We all know the markets are at all-time highs with major benchmarks, such as the S&P 500, the Dow Jones Industrial Average, and the Nasdaq Composite, testing new records. The impressive stock market performance has been driven by a variety of factors, including regulatory clarity, surging economic growth, accommodative monetary policy, and renewed optimism regarding a U.S.-China trade deal.
Despite all the optimism, many investors have become cautious as major indexes move closer to entering overbought conditions. But while many are growing bearish, some investors are turning to small caps, which have been one of the top performing stock sectors this year, as a potential safe haven.
The small cap stock sector has historically provided more consistent growth than larger, blue-chip index stocks. Small caps tend to have a much smaller market capitalization than larger companies, which makes them more volatile. But these types of stocks also have the potential for bigger rewards, as investors can benefit from undervalued opportunities not always accessible to the market.

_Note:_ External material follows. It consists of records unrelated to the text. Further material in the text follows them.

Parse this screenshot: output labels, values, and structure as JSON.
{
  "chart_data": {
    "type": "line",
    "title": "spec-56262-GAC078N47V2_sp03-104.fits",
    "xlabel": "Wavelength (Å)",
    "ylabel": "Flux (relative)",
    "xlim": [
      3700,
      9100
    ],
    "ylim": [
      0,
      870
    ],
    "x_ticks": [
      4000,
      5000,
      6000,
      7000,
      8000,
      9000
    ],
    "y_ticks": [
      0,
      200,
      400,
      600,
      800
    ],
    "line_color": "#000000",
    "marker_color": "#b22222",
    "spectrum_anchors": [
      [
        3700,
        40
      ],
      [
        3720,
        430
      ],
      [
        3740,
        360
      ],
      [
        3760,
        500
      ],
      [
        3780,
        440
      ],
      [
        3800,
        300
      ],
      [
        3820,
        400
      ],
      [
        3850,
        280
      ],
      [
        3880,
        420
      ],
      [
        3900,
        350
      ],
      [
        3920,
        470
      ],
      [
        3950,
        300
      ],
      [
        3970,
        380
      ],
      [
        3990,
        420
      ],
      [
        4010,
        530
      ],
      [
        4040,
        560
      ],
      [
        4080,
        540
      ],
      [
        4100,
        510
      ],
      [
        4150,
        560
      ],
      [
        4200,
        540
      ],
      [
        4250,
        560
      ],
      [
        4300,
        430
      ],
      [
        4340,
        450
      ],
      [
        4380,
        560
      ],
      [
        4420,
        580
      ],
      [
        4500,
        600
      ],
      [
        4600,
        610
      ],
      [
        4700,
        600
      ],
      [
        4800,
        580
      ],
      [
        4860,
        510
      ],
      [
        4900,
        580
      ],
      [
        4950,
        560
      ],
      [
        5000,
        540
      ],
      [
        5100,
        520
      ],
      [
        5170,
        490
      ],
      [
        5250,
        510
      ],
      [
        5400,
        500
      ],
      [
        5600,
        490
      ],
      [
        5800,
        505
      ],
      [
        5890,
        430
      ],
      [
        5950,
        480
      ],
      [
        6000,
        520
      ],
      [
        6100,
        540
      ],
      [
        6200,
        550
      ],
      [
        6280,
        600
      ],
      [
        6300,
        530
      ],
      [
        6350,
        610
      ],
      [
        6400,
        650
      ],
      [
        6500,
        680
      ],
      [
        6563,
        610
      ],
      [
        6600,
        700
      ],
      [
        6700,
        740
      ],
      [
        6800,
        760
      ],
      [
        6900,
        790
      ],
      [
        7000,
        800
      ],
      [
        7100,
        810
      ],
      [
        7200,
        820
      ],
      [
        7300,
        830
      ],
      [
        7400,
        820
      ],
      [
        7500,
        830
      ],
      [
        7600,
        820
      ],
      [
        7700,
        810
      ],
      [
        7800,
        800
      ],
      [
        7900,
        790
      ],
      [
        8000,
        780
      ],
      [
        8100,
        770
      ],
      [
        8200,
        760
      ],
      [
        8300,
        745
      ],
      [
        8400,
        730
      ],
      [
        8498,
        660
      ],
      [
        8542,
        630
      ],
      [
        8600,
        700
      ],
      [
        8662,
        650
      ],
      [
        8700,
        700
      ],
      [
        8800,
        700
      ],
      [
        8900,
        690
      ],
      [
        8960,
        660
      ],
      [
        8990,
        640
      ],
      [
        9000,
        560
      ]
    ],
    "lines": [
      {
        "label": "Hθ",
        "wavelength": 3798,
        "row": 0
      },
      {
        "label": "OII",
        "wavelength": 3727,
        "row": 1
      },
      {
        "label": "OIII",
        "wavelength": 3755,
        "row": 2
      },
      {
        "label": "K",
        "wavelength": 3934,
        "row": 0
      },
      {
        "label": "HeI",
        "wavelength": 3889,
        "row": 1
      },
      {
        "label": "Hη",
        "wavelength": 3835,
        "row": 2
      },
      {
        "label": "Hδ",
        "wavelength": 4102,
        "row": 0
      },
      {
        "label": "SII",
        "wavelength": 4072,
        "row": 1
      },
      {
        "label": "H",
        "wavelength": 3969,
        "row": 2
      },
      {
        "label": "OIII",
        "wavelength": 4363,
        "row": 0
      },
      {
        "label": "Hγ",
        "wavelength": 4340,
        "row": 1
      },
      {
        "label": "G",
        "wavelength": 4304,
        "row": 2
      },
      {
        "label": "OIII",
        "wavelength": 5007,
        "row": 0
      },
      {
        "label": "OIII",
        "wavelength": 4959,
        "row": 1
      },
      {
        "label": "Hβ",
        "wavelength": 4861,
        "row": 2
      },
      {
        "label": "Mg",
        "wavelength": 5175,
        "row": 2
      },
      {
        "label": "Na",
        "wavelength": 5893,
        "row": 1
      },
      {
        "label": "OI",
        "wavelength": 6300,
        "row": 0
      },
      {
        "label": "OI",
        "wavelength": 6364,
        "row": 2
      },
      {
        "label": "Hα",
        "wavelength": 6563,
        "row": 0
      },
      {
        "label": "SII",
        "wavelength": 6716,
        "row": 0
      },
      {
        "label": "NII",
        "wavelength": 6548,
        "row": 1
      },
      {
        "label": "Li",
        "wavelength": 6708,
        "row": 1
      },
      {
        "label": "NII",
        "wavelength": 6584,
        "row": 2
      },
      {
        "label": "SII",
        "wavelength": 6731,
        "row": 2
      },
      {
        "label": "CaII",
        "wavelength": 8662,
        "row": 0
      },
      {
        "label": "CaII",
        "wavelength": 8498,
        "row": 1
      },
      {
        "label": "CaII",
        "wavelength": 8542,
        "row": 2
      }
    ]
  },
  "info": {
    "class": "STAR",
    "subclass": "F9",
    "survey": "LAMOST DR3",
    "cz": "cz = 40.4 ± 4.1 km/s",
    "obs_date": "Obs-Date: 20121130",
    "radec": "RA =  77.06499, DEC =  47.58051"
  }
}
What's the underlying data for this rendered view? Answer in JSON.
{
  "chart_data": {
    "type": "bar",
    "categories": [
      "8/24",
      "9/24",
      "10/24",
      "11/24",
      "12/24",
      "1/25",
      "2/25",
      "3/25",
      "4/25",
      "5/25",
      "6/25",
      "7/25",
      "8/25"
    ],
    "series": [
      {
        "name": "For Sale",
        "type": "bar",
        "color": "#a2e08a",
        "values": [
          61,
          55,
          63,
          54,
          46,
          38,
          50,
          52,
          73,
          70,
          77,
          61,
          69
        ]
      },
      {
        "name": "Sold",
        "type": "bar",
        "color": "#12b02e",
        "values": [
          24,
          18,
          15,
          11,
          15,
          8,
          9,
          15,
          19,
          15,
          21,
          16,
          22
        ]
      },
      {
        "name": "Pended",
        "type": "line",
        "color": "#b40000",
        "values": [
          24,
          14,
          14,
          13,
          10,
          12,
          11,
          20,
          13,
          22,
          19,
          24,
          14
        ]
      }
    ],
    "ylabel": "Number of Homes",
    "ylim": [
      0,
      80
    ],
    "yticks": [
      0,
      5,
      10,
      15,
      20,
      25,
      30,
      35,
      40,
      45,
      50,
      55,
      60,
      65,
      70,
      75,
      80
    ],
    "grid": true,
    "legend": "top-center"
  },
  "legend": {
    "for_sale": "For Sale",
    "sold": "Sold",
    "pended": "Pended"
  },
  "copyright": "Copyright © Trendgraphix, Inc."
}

Moreover, the small cap sector has consistently outperformed the market over the long term. According to data from a Rutgers University study from 2017, small caps have outperformed large caps by roughly 10 percent per year since 1982. This has been confirmed by the performance of the Russell 2000 index, which tracks 2000 of the smallest U.S. public companies, and is up 16 percent year-to-date.
As major indexes approach overbought conditions, investors may want to consider taking at least some of their money off the table and adding exposure to small cap stocks. Although these stocks can be more volatile, the potential rewards can be well worth the risk. For those investors who are willing to stomach the volatility, small cap stocks can be a great way to diversify a portfolio and capitalize on market corrections.